沈む砂
ルートBの入口は、遠目にはただの砂丘にしか見えなかった。
しかし近づくにつれ、熱と灰の匂いが濃くなっていく。視界の端では、砂に半ば埋もれた骨が転がっていた。白く乾ききった肋骨の隙間に、灰色の草のようなものが絡みついている。
足元の砂は最初こそ固かったが、徐々に柔らかさを増していった。踏みしめるたびに靴底が沈み、熱が靴越しにじわりと伝わってくる。
「速度を落とすな」セリンの声が背中を押す。
丘をひとつ越えたところで、錆びた鉄枠のようなものが突き出しているのが見えた。過去の建造物の残骸だろうか。灰に覆われたそれは、まるで巨大な罠の歯のように見えた。

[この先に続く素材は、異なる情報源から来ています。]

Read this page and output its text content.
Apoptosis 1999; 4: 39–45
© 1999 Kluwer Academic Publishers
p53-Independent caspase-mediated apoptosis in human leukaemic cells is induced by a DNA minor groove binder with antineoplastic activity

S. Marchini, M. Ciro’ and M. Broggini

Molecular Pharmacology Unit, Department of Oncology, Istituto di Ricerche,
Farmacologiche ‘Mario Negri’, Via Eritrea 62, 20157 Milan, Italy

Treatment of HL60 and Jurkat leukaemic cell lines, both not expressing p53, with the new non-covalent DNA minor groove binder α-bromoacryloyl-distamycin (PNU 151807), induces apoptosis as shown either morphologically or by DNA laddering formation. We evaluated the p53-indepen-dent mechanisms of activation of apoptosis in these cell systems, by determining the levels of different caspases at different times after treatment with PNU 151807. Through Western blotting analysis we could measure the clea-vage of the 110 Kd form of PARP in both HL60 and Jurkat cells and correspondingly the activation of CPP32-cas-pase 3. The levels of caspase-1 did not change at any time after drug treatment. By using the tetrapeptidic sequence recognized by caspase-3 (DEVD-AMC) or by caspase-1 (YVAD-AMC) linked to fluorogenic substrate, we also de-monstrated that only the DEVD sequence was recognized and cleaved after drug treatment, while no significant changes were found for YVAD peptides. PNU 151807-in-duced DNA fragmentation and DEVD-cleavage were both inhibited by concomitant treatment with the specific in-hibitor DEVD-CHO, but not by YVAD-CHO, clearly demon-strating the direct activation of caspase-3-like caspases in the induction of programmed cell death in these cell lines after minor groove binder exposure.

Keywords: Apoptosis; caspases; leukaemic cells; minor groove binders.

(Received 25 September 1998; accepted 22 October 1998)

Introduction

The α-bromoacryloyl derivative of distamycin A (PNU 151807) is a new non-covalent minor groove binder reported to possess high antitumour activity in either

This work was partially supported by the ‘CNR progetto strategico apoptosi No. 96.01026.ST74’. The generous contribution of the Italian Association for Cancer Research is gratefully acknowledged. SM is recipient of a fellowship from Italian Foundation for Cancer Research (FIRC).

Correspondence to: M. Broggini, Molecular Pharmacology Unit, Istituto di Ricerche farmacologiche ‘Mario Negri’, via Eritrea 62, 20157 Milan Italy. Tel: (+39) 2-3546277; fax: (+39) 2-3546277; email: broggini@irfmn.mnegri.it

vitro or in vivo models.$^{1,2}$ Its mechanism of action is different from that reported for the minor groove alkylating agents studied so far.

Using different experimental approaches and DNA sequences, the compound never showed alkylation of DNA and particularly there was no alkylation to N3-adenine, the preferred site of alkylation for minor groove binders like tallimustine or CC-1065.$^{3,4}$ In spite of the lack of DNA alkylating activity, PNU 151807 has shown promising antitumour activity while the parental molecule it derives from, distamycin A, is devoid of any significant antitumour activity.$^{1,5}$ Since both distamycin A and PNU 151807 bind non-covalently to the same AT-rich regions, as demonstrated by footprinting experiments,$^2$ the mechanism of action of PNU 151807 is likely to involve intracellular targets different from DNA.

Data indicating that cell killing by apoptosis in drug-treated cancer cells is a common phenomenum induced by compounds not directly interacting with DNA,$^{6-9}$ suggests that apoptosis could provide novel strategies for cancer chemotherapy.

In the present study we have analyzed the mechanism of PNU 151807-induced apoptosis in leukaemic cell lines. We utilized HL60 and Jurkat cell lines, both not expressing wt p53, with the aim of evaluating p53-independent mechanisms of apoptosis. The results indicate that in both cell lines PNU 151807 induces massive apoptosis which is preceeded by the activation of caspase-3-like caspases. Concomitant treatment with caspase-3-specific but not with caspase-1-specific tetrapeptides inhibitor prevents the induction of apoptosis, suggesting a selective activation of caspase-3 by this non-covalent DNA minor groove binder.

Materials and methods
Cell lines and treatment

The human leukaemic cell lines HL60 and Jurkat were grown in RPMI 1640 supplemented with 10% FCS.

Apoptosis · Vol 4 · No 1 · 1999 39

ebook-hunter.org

エランが小声で「この辺りは地図に空白が多い」と呟く。その言葉が消えた直後だった。
先頭を歩いていたマーレンが、突然腰まで沈んだ。
「っ……!」短い声が熱風にかき消される。
反射的に近くの仲間が手を伸ばしたが、その足も砂に取られ、膝まで沈む。
砂はただの砂ではなかった。
灰と細かい金属片が混ざり、下は空洞になっているようだ。崩れた層の隙間から、熱を帯びた空気がふっと吹き上がる。まるで地面が息をしているかのように。
「ロープ!」セリンの指示が飛ぶ。
全員が素早く動き、バッグから巻き取り式のロープを取り出す。
しかし足元の地面がわずかに震え、さらに沈み込む音がした。灰が波のように広がっていく。
アリスはその時、視界の端に何かが動くのを見た。
穴の奥、崩れた影の向こうで、細長い何かが一瞬だけうねる。
熱の揺らぎのせいか、それとも——。
「引け!」
掛け声とともにロープを引くが、足を取られたマーレンの体は思うように上がらない。
砂が重く、動きに逆らうように締めつけてくる。沈む音が耳の奥で脈打ち、喉が渇く。
「時間を優先するなら——」誰かが言いかけた言葉を、セリンが遮った。
「黙れ。全員、生きて帰る」
その声は冷たくも、揺らがなかった。
だが砂の崩落は止まらない。
アリスの足元にも、かすかな沈みの感触が伝わってきた。
ロープを握る手が汗で滑りそうになる。熱風が視界を白くかすませ、足を取られた護衛の顔が灰の向こうにぼやけていく。
そして次の瞬間、沈み込んだ地面が大きく崩れた——。